Sejumlah spanduk lain juga dipasang di perahu-perahu kayu yang berparade di perairan di bawah jembatan, dengan pesan seperti “Selamatkan Teluk Balikpapan,” “Tanah untuk Rakyat,” dan “Belum Merdeka Bersuara.”
Ketua Tim Kampanye Greenpeace Indonesia, Arie Rompas, menyatakan bahwa pidato permintaan maaf Presiden Jokowi dalam pidato kenegaraan kemarin tidak bermakna apa-apa jika dibandingkan dengan berbagai masalah ketidakadilan yang terjadi selama satu dekade pemerintahannya.
Proyek IKN yang dibanggakan Jokowi disebutnya sebagai proyek serampangan yang merampas hak-hak masyarakat adat dan memberikan karpet merah kepada oligarki.
Sebelum pembangunan IKN, Pulau Kalimantan sudah dieksploitasi oleh kolusi antara pemerintah dan oligarki sawit serta industri bubur kertas.

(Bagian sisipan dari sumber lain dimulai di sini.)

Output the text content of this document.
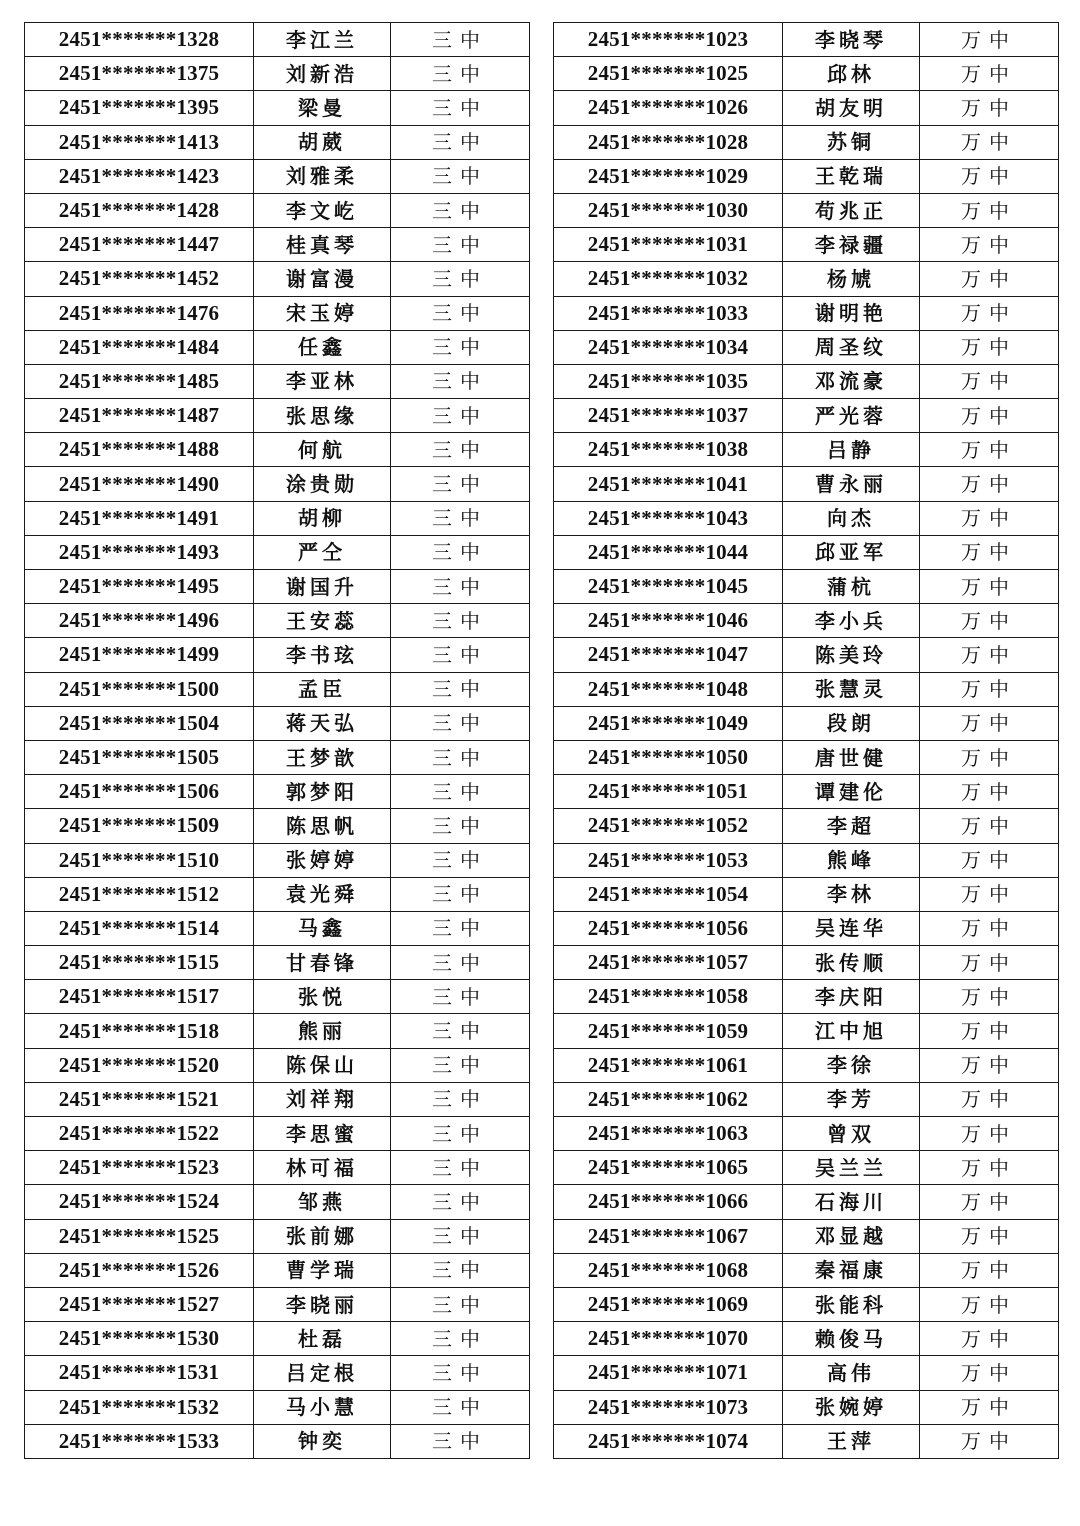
2451*******1328	李江兰	三中
2451*******1375	刘新浩	三中
2451*******1395	梁曼	三中
2451*******1413	胡葳	三中
2451*******1423	刘雅柔	三中
2451*******1428	李文屹	三中
2451*******1447	桂真琴	三中
2451*******1452	谢富漫	三中
2451*******1476	宋玉婷	三中
2451*******1484	任鑫	三中
2451*******1485	李亚林	三中
2451*******1487	张思缘	三中
2451*******1488	何航	三中
2451*******1490	涂贵勋	三中
2451*******1491	胡柳	三中
2451*******1493	严仝	三中
2451*******1495	谢国升	三中
2451*******1496	王安蕊	三中
2451*******1499	李书玹	三中
2451*******1500	孟臣	三中
2451*******1504	蒋天弘	三中
2451*******1505	王梦歆	三中
2451*******1506	郭梦阳	三中
2451*******1509	陈思帆	三中
2451*******1510	张婷婷	三中
2451*******1512	袁光舜	三中
2451*******1514	马鑫	三中
2451*******1515	甘春锋	三中
2451*******1517	张悦	三中
2451*******1518	熊丽	三中
2451*******1520	陈保山	三中
2451*******1521	刘祥翔	三中
2451*******1522	李思蜜	三中
2451*******1523	林可福	三中
2451*******1524	邹燕	三中
2451*******1525	张前娜	三中
2451*******1526	曹学瑞	三中
2451*******1527	李晓丽	三中
2451*******1530	杜磊	三中
2451*******1531	吕定根	三中
2451*******1532	马小慧	三中
2451*******1533	钟奕	三中
2451*******1023	李晓琴	万中
2451*******1025	邱林	万中
2451*******1026	胡友明	万中
2451*******1028	苏铜	万中
2451*******1029	王乾瑞	万中
2451*******1030	苟兆正	万中
2451*******1031	李禄疆	万中
2451*******1032	杨虓	万中
2451*******1033	谢明艳	万中
2451*******1034	周圣纹	万中
2451*******1035	邓流豪	万中
2451*******1037	严光蓉	万中
2451*******1038	吕静	万中
2451*******1041	曹永丽	万中
2451*******1043	向杰	万中
2451*******1044	邱亚军	万中
2451*******1045	蒲杭	万中
2451*******1046	李小兵	万中
2451*******1047	陈美玲	万中
2451*******1048	张慧灵	万中
2451*******1049	段朗	万中
2451*******1050	唐世健	万中
2451*******1051	谭建伦	万中
2451*******1052	李超	万中
2451*******1053	熊峰	万中
2451*******1054	李林	万中
2451*******1056	吴连华	万中
2451*******1057	张传顺	万中
2451*******1058	李庆阳	万中
2451*******1059	江中旭	万中
2451*******1061	李徐	万中
2451*******1062	李芳	万中
2451*******1063	曾双	万中
2451*******1065	吴兰兰	万中
2451*******1066	石海川	万中
2451*******1067	邓显越	万中
2451*******1068	秦福康	万中
2451*******1069	张能科	万中
2451*******1070	赖俊马	万中
2451*******1071	高伟	万中
2451*******1073	张婉婷	万中
2451*******1074	王萍	万中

Data Forest Watch Indonesia (FWI) menunjukkan bahwa 20 ribu hektare hutan di area IKN telah hilang selama lima tahun terakhir, dengan hanya 31.364 hektare hutan alam yang tersisa, termasuk hutan mangrove seluas 12.819 hektare.
Direktur Eksekutif Wahana Lingkungan Hidup Indonesia (Walhi) Kaltim, Fathur Roziqin Fen, menambahkan bahwa pembangunan IKN mengancam keanekaragaman hayati di Teluk Balikpapan dan sekitarnya. Selain itu, Direktur Eksekutif Pokja Pesisir Balikpapan, Mappaselle, menyatakan bahwa kebijakan ini menunjukkan bahwa masyarakat pesisir belum merdeka dalam mengelola wilayah pesisir dan laut mereka sendiri.
Tak hanya menimbulkan masalah lingkungan, pembangunan IKN juga dinilai membebani keuangan negara. Hingga kini, Rp72,3 triliun APBN telah dihabiskan untuk proyek senilai Rp466 triliun tersebut. Pemerintah juga telah menggelontorkan Rp87 miliar untuk upacara HUT RI ke-79 di IKN, sebuah angka yang membengkak dari tahun sebelumnya.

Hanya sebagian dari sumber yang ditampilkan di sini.